ただ、友達の話を笑顔で聞いている心の中で
「同じ年数を生きてきた自分には、多分何もない」
なんて思うことが増えていったんです。
胸を張って言えるような特技なんて持っていないし、
小説や映画は好きだけど、マニアってほどではない。
特別話がうまいわけでも、可愛いわけでもないわけです。
小さい頃から
「私はきっと何かになれる、何かおもしろいことをやれる」
という漠然とした根拠のない自信を胸の中に飼っていて
その「何か」がなんなのかわからないのに探そうともせず
「きっといつか得意なことが見つかるはず。
だから今はまだ大丈夫、将来の私はきっと大丈夫。

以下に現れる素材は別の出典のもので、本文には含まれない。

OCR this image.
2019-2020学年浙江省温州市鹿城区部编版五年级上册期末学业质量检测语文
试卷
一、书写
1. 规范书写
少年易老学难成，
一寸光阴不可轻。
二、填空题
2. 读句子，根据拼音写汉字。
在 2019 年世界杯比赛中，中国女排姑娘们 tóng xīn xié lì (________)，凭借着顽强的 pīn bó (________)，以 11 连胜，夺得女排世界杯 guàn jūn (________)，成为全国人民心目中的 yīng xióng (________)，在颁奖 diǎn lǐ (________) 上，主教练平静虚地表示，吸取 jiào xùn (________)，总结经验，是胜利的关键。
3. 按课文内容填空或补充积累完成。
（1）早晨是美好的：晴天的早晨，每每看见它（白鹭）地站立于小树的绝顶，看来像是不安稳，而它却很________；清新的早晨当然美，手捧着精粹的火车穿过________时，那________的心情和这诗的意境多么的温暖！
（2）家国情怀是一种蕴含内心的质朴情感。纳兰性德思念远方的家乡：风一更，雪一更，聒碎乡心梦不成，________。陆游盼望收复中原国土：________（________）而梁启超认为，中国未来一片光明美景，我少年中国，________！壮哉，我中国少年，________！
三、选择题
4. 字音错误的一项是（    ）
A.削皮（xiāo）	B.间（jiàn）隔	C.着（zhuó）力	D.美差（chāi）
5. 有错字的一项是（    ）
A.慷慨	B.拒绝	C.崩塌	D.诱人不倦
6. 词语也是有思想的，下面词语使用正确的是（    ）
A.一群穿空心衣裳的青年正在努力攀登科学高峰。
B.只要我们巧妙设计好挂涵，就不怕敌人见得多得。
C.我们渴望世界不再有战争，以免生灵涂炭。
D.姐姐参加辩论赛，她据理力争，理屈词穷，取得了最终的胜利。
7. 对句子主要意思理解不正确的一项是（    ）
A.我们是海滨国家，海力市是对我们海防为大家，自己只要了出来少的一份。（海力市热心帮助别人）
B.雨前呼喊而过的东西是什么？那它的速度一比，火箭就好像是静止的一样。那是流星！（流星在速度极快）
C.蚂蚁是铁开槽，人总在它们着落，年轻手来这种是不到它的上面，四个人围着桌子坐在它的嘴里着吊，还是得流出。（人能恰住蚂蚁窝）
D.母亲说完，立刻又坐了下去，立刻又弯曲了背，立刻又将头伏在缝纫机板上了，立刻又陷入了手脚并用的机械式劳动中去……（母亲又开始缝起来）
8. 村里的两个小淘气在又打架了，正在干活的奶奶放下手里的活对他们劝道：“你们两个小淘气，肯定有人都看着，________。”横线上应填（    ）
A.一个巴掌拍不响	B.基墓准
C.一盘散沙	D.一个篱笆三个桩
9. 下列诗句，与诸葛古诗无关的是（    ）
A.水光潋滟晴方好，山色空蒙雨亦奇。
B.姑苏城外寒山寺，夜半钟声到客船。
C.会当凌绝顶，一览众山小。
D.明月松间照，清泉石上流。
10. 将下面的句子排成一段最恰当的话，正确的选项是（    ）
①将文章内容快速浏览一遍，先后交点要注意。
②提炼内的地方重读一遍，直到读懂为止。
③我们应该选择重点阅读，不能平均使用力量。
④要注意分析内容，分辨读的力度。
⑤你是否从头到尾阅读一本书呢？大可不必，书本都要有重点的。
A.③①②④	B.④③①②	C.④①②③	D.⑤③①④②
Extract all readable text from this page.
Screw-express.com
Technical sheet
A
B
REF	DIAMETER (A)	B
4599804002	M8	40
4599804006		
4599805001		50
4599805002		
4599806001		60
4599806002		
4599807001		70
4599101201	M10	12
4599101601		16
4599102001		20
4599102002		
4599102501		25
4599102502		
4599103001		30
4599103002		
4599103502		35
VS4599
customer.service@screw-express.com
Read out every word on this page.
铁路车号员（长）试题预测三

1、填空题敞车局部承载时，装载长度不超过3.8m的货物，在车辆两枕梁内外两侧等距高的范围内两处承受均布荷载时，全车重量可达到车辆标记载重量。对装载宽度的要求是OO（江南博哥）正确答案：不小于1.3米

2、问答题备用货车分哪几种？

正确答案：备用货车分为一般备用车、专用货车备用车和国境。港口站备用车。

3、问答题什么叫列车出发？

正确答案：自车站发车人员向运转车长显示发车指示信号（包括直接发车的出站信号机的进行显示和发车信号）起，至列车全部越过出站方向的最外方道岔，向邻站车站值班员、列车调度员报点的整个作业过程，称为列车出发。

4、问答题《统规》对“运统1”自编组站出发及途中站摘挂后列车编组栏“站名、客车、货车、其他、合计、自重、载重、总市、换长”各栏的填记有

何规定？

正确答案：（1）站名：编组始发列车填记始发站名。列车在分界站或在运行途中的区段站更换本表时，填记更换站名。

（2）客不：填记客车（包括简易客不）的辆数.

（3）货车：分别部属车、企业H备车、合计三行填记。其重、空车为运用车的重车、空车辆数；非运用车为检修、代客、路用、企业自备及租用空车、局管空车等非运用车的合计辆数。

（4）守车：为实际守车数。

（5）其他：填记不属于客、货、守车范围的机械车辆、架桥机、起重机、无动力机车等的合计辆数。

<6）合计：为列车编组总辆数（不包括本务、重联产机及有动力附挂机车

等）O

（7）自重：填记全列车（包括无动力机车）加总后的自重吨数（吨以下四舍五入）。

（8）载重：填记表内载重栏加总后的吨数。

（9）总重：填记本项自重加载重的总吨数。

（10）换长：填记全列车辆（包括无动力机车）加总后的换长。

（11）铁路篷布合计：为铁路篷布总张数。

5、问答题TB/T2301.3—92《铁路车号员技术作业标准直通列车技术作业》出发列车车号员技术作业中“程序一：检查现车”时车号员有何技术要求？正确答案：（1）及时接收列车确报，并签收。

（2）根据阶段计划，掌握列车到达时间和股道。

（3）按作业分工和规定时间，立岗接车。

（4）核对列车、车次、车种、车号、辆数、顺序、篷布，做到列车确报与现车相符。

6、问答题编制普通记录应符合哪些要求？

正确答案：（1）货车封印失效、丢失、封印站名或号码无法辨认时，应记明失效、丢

」
と思い続けていたのが私でした。
そしてその状態のまま大人になり、
他の人が歩き始めている後ろ姿をぼうっと見ては
「あれ、なんか私ちょっと遅れてる?」
だなんて思ったりして、
年季の入った自信だけがごりごり削られていったんです。
そして自分がやりたいことも見つからないのに
劣等感だけを膨らませていった私がどうしたのかというと
周りにいた、好きなことに一生懸命な人たちのことを
「ああ、あれは特別な人たちなんだな」
と思うようになりました。
何もできない自分との間に線を一本引いて、
私とあの人たちとは違うから、
私が何もできないのは当たり前なのだと
自分自身に言い聞かせていたんでしょうね。
いま思い返しても、恥ずかしいやつだと思います。
あの時のどうしようもなさを思い出して文章にするのは
結構きついものがあります。
続けます。
そんな風にして“特別な人”への劣等感を
日に日に募らせていった私に何が起こったかというと
ついに漫画や映画のキャラクターにも
「この人たちは特別だから」
なんてことを思うようになっていくんです。
おかしな話ですが、これが本当なんです。
持って生まれた才能と努力で活躍するスポーツマンとか
悪い敵から市民を守るスーパーヒーローとか
時には少女漫画の可愛くて優しい主人公にまで
「この人たちはスポットライトを当てられた特別な人だ」
だと思うようになります。
才能があって、みんなに認められてて、可愛いから特別。
もし自分が同じ映画に出ていたとしても
居場所は画面の端っこで、
ヒーローに守られる市民のうちの一人だったり
主人公のクラスメイトの立ち位置だと感じていました。
名前も当てられていない、いわゆるモブキャラクター。
そんな私が何をしたって、
結局モブはモブで主役にはなれないのよね、と
そう思うようになっていきました。
物語は小さい頃からずっと好きでしたし
そんな大学時代にも色々な作品に触れては
胸を熱くしていましたが、
どこかで自分への諦めを感じざるをえなかったんです。
私は観客席から、光の当たる人を見る側の人間なのだと。
何もできないのにずっと自信満々に生きてきた私に
「あなた、本当は何も持っていないんじゃないの」
と教えてくれたのが大学という場所でした。